October 28, 1996 12:00 PM


In That Thing You Do!, his nostalgic film about a fictional 1964 pop group called the Wonders, writer-director Tom Hanks wasn’t dissing today’s popular bands. “It’s not like I was saying, ‘Ah, these kids with their mosh pits and their Soundgardens and their Pearl Jamming ways,’ ” he says. “Every generation finds its music.” But Hanks, 40, laughs when asked what 45s he wore out when he was a kid. “Why, that would have to be ‘Bits and Pieces’ tied with ‘I Like It Like That’—essentially, anything by the Dave Clark Five,” he says. “Actually the first album I ever bought was The Best of the Animals with ‘House of the Rising Sun’ and ‘We Gotta Get Out of This Place.’ ” As for how this movie is different from previous ones about musicians, well, that one’s easy. “Yeah, there are musician movies,” says Hanks, “but they always die in airplane crashes at the end.”


In her new action thriller, The Long Kiss Goodnight, Geena Davis plays a teacher suffering from amnesia who discovers that she was once a skilled and lethal secret agent. Thanks to director Renny Harlin, who doubles as her husband, Davis also discovered some skills she never knew she had. “We had a great time making the movie in spite of the fact that he made me do like 90 percent of my own stunts,” says Davis, 39. “It’s a wonderful thing to be married to somebody who believes that there’s nothing you can’t do, but every time some outrageous stunt would come along—like jumping out of a three-story window—he’d say, ‘Geena will do it.’ People on the set would say, ‘Renny, come on,’ and he’d say, ‘No, no, she can do it!’ So I’d have to live up to this ideal of me that he has. But I like that.”


Actress Annie Potts is earning high marks for her gritty portrayal of Louanne Johnson, an ex-Marine turned inner-city schoolteacher, in Dangerous Minds, ABC’s new hour-long drama adapted from the movie starring Michelle Pfeiffer. “I didn’t see the movie, but I spoke with Louanne on the phone after she saw the TV pilot, and she thought I had my dirty looks down really well,” says Potts, 44, whose withering glare brings a chaotic classroom to full attention. “I have three children of my own—ages 15, 4 and 10 months—so I’ve been working on it for quite a while now.” Since she plays a former Marine, how many pushups can Potts do? “I could do quite a few when I started this show,” she says, “but my exercise program has gone by the wayside now that I’m working 14 hour days. I think that would exhaust any Marine.”

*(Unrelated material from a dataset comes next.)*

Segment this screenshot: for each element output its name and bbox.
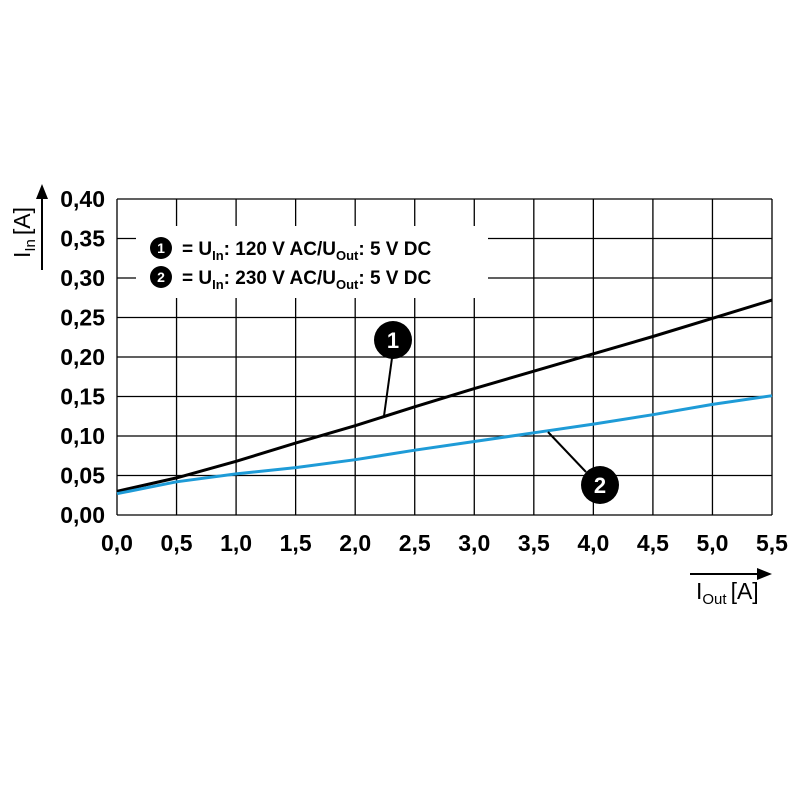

Actors Melissa Gilbert and Bruce Boxleitner, married for nearly two years, can’t seem to get enough of each other. Gilbert cast her husband in Me and My Hormones, an Oct. 24 ABC After-School Special that she directed, and Boxleitner helped her get a part in his sci-fi series Babylon 5. She’ll appear in two upcoming episodes as his wife, who has been presumed dead. “I bust in on him just as he’s about to sleep with this woman,” says Gilbert, 32. “He doesn’t know that my character has been keeping company with the evil Shadows, an ancient race of bad aliens.” She takes her husband back to her planet, which strikes Gilbert as a fine idea. “If couples could just spend more time on each other’s planets, it would really improve their relationships,” says Gilbert, who didn’t mind seeing her husband enjoying interspecies intimacies on TV “The woman is a half-alien, half-human with a bone on her head, so I didn’t feel too threatened.”